我把自己脱光躺在了地上,然后冷冷的对老师说:“把外衣全部脱了。”程老师微笑了一下什么也没说,很快就只剩下胸罩和内裤站在我面前,我让她重新坐回到沙发上,拉起她的一只脚放在我鸡巴上,她应该是没有玩过足交,但应该也听说或者看过录像。
程老师试着用脚掌在我鸡巴上揉搓,也许是我的鸡巴太硬,弄起来鸡巴皮很疼,我皱眉咝的叫了一声又命令道:“吐点口水在上面。”这次程老师迟疑了,她毕竟是一个优雅的知识分子,这样的玩法有点超出她的接受范围。
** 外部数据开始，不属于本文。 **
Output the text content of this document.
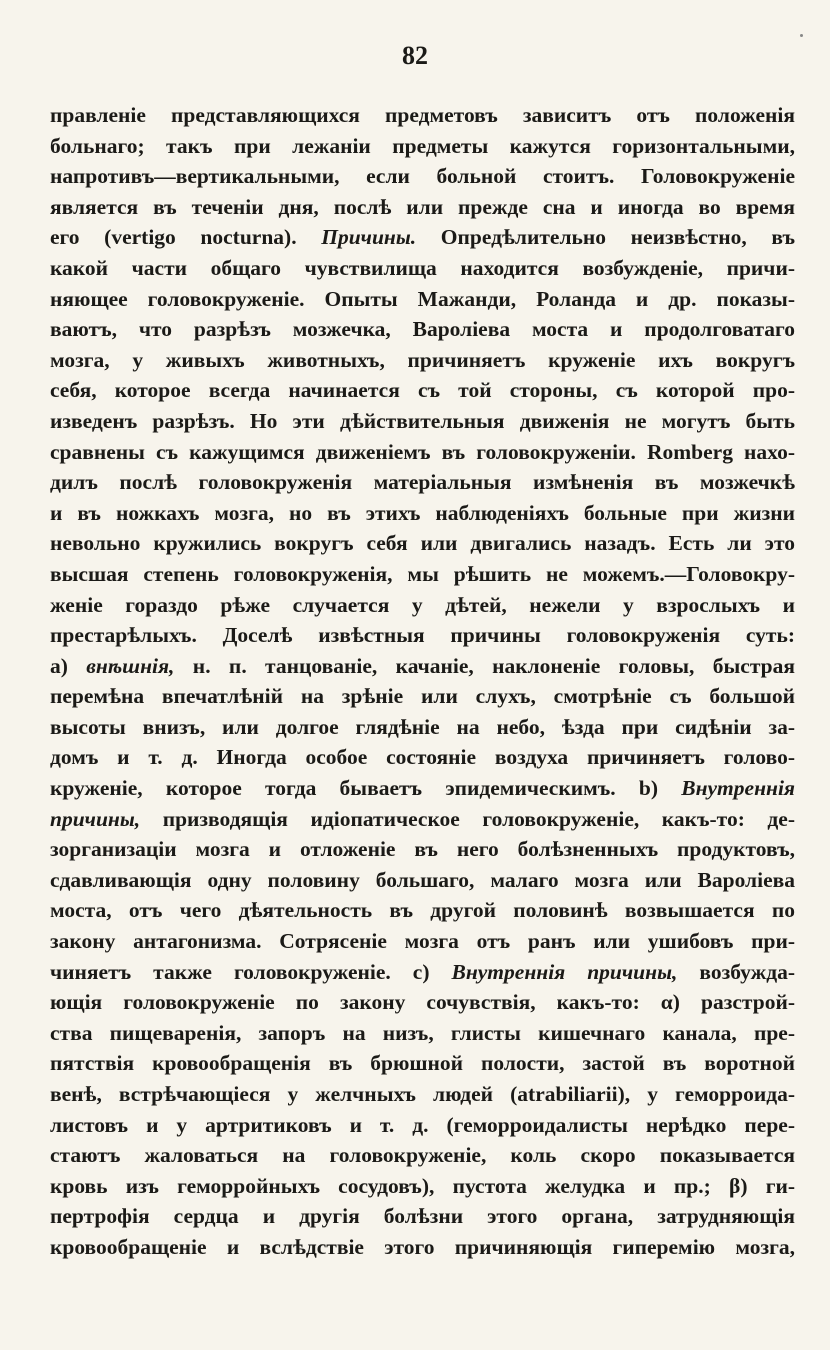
82
правленіе представляющихся предметовъ зависитъ отъ положенія
больнаго; такъ при лежаніи предметы кажутся горизонтальными,
напротивъ—вертикальными, если больной стоитъ. Головокруженіе
является въ теченіи дня, послѣ или прежде сна и иногда во время
его (vertigo nocturna). Причины. Опредѣлительно неизвѣстно, въ
какой части общаго чувствилища находится возбужденіе, причи-
няющее головокруженіе. Опыты Мажанди, Роланда и др. показы-
ваютъ, что разрѣзъ мозжечка, Вароліева моста и продолговатаго
мозга, у живыхъ животныхъ, причиняетъ круженіе ихъ вокругъ
себя, которое всегда начинается съ той стороны, съ которой про-
изведенъ разрѣзъ. Но эти дѣйствительныя движенія не могутъ быть
сравнены съ кажущимся движеніемъ въ головокруженіи. Romberg нахо-
дилъ послѣ головокруженія матеріальныя измѣненія въ мозжечкѣ
и въ ножкахъ мозга, но въ этихъ наблюденіяхъ больные при жизни
невольно кружились вокругъ себя или двигались назадъ. Есть ли это
высшая степень головокруженія, мы рѣшить не можемъ.—Головокру-
женіе гораздо рѣже случается у дѣтей, нежели у взрослыхъ и
престарѣлыхъ. Доселѣ извѣстныя причины головокруженія суть:
a) внѣшнія, н. п. танцованіе, качаніе, наклоненіе головы, быстрая
перемѣна впечатлѣній на зрѣніе или слухъ, смотрѣніе съ большой
высоты внизъ, или долгое глядѣніе на небо, ѣзда при сидѣніи за-
домъ и т. д. Иногда особое состояніе воздуха причиняетъ голово-
круженіе, которое тогда бываетъ эпидемическимъ. b) Внутреннія
причины, призводящія идіопатическое головокруженіе, какъ-то: де-
зорганизаціи мозга и отложеніе въ него болѣзненныхъ продуктовъ,
сдавливающія одну половину большаго, малаго мозга или Вароліева
моста, отъ чего дѣятельность въ другой половинѣ возвышается по
закону антагонизма. Сотрясеніе мозга отъ ранъ или ушибовъ при-
чиняетъ также головокруженіе. c) Внутреннія причины, возбужда-
ющія головокруженіе по закону сочувствія, какъ-то: α) разстрой-
ства пищеваренія, запоръ на низъ, глисты кишечнаго канала, пре-
пятствія кровообращенія въ брюшной полости, застой въ воротной
венѣ, встрѣчающіеся у желчныхъ людей (atrabiliarii), у геморроида-
листовъ и у артритиковъ и т. д. (геморроидалисты нерѣдко пере-
стаютъ жаловаться на головокруженіе, коль скоро показывается
кровь изъ геморройныхъ сосудовъ), пустота желудка и пр.; β) ги-
пертрофія сердца и другія болѣзни этого органа, затрудняющія
кровообращеніе и вслѣдствіе этого причиняющія гиперемію мозга,
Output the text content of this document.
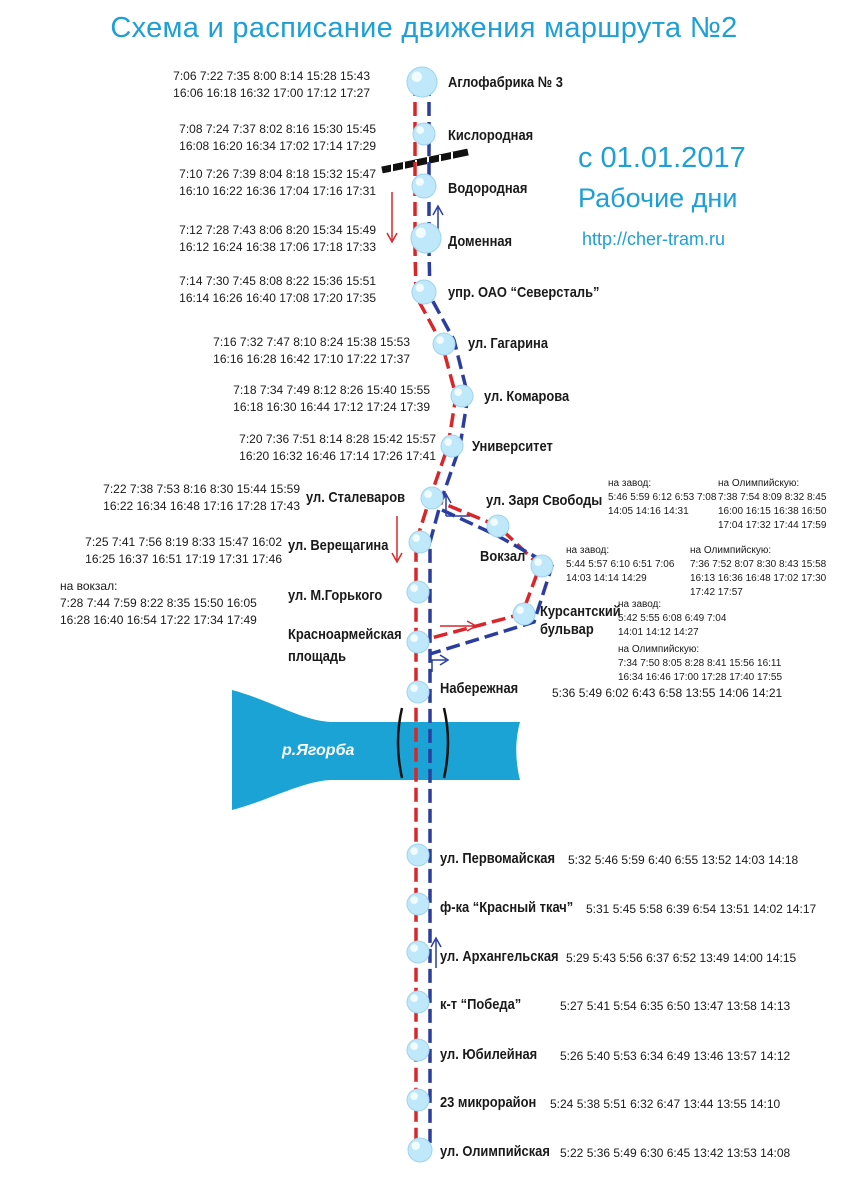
Схема и расписание движения маршрута №2
с 01.01.2017
Рабочие дни
http://cher-tram.ru
р.Ягорба
Аглофабрика № 3
Кислородная
Водородная
Доменная
упр. ОАО “Северсталь”
ул. Гагарина
ул. Комарова
Университет
ул. Сталеваров
ул. Верещагина
ул. М.Горького
Красноармейская
площадь
Набережная
ул. Первомайская
ф-ка “Красный ткач”
ул. Архангельская
к-т “Победа”
ул. Юбилейная
23 микрорайон
ул. Олимпийская
ул. Заря Свободы
Вокзал
Курсантский
бульвар
7:06 7:22 7:35 8:00 8:14 15:28 15:43
16:06 16:18 16:32 17:00 17:12 17:27
7:08 7:24 7:37 8:02 8:16 15:30 15:45
16:08 16:20 16:34 17:02 17:14 17:29
7:10 7:26 7:39 8:04 8:18 15:32 15:47
16:10 16:22 16:36 17:04 17:16 17:31
7:12 7:28 7:43 8:06 8:20 15:34 15:49
16:12 16:24 16:38 17:06 17:18 17:33
7:14 7:30 7:45 8:08 8:22 15:36 15:51
16:14 16:26 16:40 17:08 17:20 17:35
7:16 7:32 7:47 8:10 8:24 15:38 15:53
16:16 16:28 16:42 17:10 17:22 17:37
7:18 7:34 7:49 8:12 8:26 15:40 15:55
16:18 16:30 16:44 17:12 17:24 17:39
7:20 7:36 7:51 8:14 8:28 15:42 15:57
16:20 16:32 16:46 17:14 17:26 17:41
7:22 7:38 7:53 8:16 8:30 15:44 15:59
16:22 16:34 16:48 17:16 17:28 17:43
7:25 7:41 7:56 8:19 8:33 15:47 16:02
16:25 16:37 16:51 17:19 17:31 17:46
на вокзал:
7:28 7:44 7:59 8:22 8:35 15:50 16:05
16:28 16:40 16:54 17:22 17:34 17:49
5:36 5:49 6:02 6:43 6:58 13:55 14:06 14:21
5:32 5:46 5:59 6:40 6:55 13:52 14:03 14:18
5:31 5:45 5:58 6:39 6:54 13:51 14:02 14:17
5:29 5:43 5:56 6:37 6:52 13:49 14:00 14:15
5:27 5:41 5:54 6:35 6:50 13:47 13:58 14:13
5:26 5:40 5:53 6:34 6:49 13:46 13:57 14:12
5:24 5:38 5:51 6:32 6:47 13:44 13:55 14:10
5:22 5:36 5:49 6:30 6:45 13:42 13:53 14:08
на завод:
5:46 5:59 6:12 6:53 7:08
14:05 14:16 14:31
на Олимпийскую:
7:38 7:54 8:09 8:32 8:45
16:00 16:15 16:38 16:50
17:04 17:32 17:44 17:59
на завод:
5:44 5:57 6:10 6:51 7:06
14:03 14:14 14:29
на Олимпийскую:
7:36 7:52 8:07 8:30 8:43 15:58
16:13 16:36 16:48 17:02 17:30
17:42 17:57
на завод:
5:42 5:55 6:08 6:49 7:04
14:01 14:12 14:27
на Олимпийскую:
7:34 7:50 8:05 8:28 8:41 15:56 16:11
16:34 16:46 17:00 17:28 17:40 17:55
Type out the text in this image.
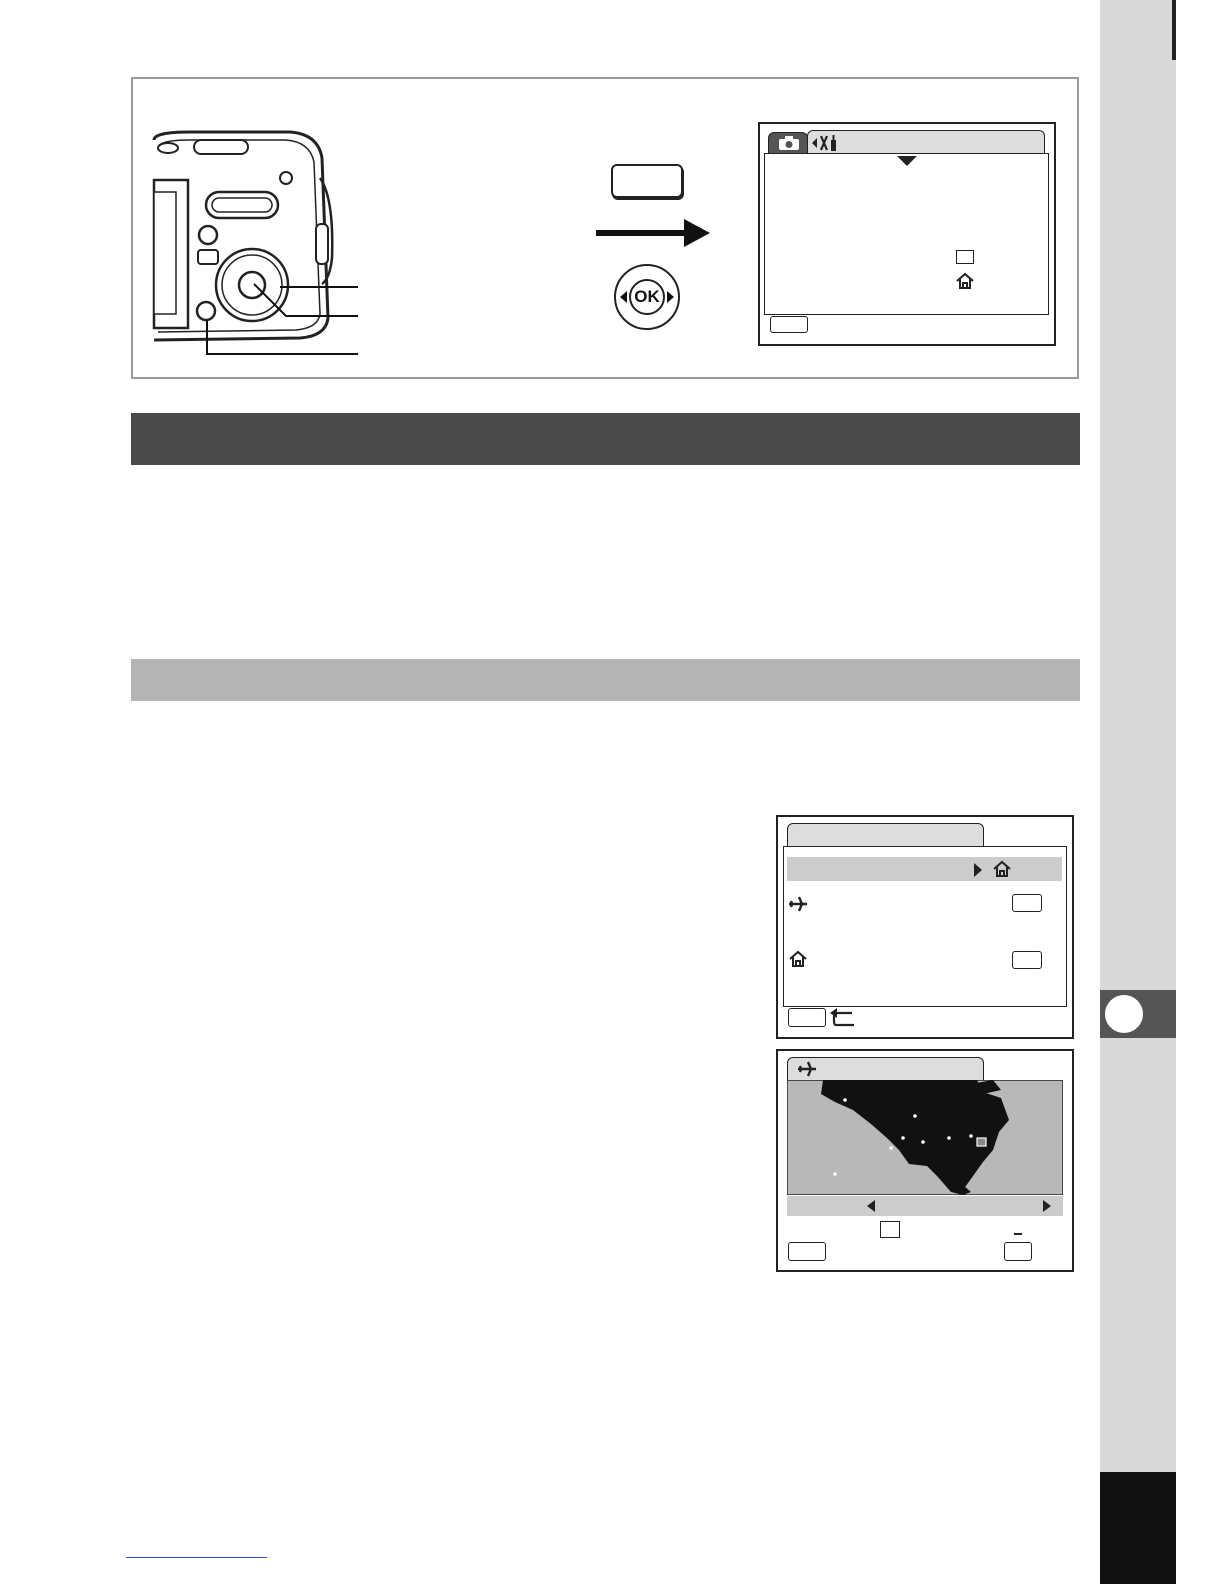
OK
我不耐烦的说道:“你的屁眼我都亲过,这点又算什么?快点!”程老师脸唰地红了,她忍住没有骂我,起身蹲在我面前,埋头挤了些口水在我龟头上。
这次舒服多了,老师丝袜下肉肉的脚掌和我的鸡巴不断摩擦着,这种新鲜的玩法给了我心理和生理上双重满足感。
磨了五六分钟后,我扯下老师的丝袜,肉足摩擦鸡巴的快感比丝袜仿佛又胜了几分,我的鸡巴硬的不断向上弹起,我抄起老师另外一只脚,一把扯掉丝袜,将脚掌按在我鼻子上使劲的嗅了起来……
啪啪啪啪……“赵东平,慢点慢点,太深了,我受不了”足交到快要射精时我忍了下来,跑到卫生间用冷水冲洗了一下鸡巴,回到客厅我粗鲁的将老师剥光,然后扯住她的头发按在桌子上干了起来。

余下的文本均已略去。